Sometimes these two tendencies are led to hide their aims. Mr. Ben-Gurion has afforded us a striking example of this when he declared, on his recent arrival in France: “In my opinion, if we could have peace now, we would seize the opportunity. Israel would have to give back most of the territories which it conquered during the war, with the exception of Jerusalem and the Golan Heights” (Le Monde 26-27th October, 1969).
However, Ben-Gurion’s sentence begins with an “if”, an enigmatic “if”. Insistently invited to explain the conditional, he did so during an interview: “Let me tell you something. If I could do it, if I had the choice, I would have given up the territories in exchange for peace”. A journalist asked him if he was, then, in agreement with Mr. Eban. Ben-Gurion snapped back: “I don’t agree with Mr. Eban. You didn’t understand me.
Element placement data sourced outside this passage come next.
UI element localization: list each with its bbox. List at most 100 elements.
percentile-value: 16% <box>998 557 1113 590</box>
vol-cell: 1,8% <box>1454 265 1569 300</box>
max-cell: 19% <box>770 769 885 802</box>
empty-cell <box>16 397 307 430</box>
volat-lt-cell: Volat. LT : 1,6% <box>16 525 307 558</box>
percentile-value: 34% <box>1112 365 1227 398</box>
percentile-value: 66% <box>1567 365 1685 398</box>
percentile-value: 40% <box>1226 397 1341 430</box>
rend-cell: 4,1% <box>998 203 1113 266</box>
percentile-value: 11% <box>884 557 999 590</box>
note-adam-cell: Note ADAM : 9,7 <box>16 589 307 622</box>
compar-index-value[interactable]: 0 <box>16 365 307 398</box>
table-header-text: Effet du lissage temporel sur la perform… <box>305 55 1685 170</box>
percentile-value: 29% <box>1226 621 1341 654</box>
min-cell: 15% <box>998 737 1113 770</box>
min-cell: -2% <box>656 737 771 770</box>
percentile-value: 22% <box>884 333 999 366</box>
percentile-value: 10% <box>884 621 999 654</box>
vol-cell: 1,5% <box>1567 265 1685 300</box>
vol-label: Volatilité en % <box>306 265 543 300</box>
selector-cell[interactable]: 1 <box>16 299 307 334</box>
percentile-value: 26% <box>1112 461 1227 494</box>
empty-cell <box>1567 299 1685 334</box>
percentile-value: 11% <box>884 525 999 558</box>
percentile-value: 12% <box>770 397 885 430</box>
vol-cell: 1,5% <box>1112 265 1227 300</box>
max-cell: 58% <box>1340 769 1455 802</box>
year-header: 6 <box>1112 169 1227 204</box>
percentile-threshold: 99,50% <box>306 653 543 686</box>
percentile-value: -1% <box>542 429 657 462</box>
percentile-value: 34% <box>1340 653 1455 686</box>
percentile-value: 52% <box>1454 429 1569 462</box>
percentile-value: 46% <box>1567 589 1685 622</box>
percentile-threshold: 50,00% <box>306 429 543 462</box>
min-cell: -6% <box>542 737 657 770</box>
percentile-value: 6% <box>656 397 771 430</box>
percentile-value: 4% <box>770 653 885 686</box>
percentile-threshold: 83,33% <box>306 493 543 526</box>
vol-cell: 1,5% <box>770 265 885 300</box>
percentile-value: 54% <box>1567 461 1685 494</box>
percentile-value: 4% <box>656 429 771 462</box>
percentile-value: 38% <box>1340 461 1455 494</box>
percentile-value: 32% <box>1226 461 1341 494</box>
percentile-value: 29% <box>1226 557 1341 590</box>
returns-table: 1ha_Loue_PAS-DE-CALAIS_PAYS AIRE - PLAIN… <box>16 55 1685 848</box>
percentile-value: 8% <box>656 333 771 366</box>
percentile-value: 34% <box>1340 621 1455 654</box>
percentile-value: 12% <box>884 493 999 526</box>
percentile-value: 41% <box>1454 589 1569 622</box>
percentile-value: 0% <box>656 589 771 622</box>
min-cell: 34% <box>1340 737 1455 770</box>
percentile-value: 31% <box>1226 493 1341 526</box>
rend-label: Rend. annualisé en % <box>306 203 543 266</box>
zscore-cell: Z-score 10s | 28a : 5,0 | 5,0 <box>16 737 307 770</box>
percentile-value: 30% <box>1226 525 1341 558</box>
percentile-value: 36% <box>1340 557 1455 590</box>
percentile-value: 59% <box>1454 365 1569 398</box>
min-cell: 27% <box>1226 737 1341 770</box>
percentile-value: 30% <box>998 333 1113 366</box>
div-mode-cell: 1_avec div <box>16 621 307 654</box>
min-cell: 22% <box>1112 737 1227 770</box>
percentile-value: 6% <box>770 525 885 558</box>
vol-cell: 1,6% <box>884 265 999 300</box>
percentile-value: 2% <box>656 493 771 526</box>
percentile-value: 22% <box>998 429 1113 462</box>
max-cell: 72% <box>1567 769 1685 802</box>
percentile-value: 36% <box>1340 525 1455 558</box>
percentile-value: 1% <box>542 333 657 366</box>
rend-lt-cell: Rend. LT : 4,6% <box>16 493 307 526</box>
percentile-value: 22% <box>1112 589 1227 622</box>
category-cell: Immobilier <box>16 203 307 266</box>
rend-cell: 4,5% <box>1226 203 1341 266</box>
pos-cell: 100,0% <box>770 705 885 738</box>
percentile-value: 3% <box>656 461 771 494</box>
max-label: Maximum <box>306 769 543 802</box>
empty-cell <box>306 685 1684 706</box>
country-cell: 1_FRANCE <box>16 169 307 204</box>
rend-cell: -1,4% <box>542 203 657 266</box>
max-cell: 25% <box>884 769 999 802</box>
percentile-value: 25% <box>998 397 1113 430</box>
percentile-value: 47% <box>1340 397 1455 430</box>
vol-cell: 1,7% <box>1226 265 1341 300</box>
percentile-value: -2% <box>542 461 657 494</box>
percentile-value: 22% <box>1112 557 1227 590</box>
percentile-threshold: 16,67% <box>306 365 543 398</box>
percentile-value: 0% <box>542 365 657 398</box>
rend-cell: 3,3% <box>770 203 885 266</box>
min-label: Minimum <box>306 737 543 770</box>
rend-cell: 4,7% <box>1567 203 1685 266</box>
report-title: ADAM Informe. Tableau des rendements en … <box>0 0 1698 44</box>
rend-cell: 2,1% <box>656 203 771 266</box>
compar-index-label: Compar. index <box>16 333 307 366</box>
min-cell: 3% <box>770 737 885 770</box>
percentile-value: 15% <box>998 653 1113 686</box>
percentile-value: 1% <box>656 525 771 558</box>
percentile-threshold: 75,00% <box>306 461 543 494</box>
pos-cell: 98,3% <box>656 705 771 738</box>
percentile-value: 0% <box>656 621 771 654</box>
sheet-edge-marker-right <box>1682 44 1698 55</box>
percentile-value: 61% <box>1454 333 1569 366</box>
Perhaps he thinks that there is a choice between keeping the territories and obtaining peace (…). I said ‘if we had’ the choice I would have chosen peace” (The Jerusalem Post, Weekly Selection of 13th October 1968). As he does not think that a choice exists, and on a Zionist basis peace is effectively excluded, he is on the side of General Dayan, the man who had understood that “one must learn to live with a million Arabs”.
“Katman” or “Taqiyya” are notions borrowed from Islam, meaning “the systematic dissimulation of their ideas, practised by heterodox mystics” (According to Professor Maxime Rodinson’s definition). These notions are more than a diplomatic necessity in Israeli society today: they are a reality.
This reality is dominated by a position which is developing slowly as a consequence of the resistance of the Palestinian people.
Parallel to this the Israelis are expressing a refusal – still, it is true, a vague refusal – to assume the role of a “people-class” which would directly exploit the Palestinian people and would, in its turn, be obliged to submit increasingly to the most retrograde forces in the international arena. This refusal is exposed directly by the slogans “Neither Jerusalem nor the Golan Heights”, “Down with the occupation, every occupation!” The co-existence of the two peoples in a revolutionary, united Middle East, demands first of all the abandonment of all politics of conquest.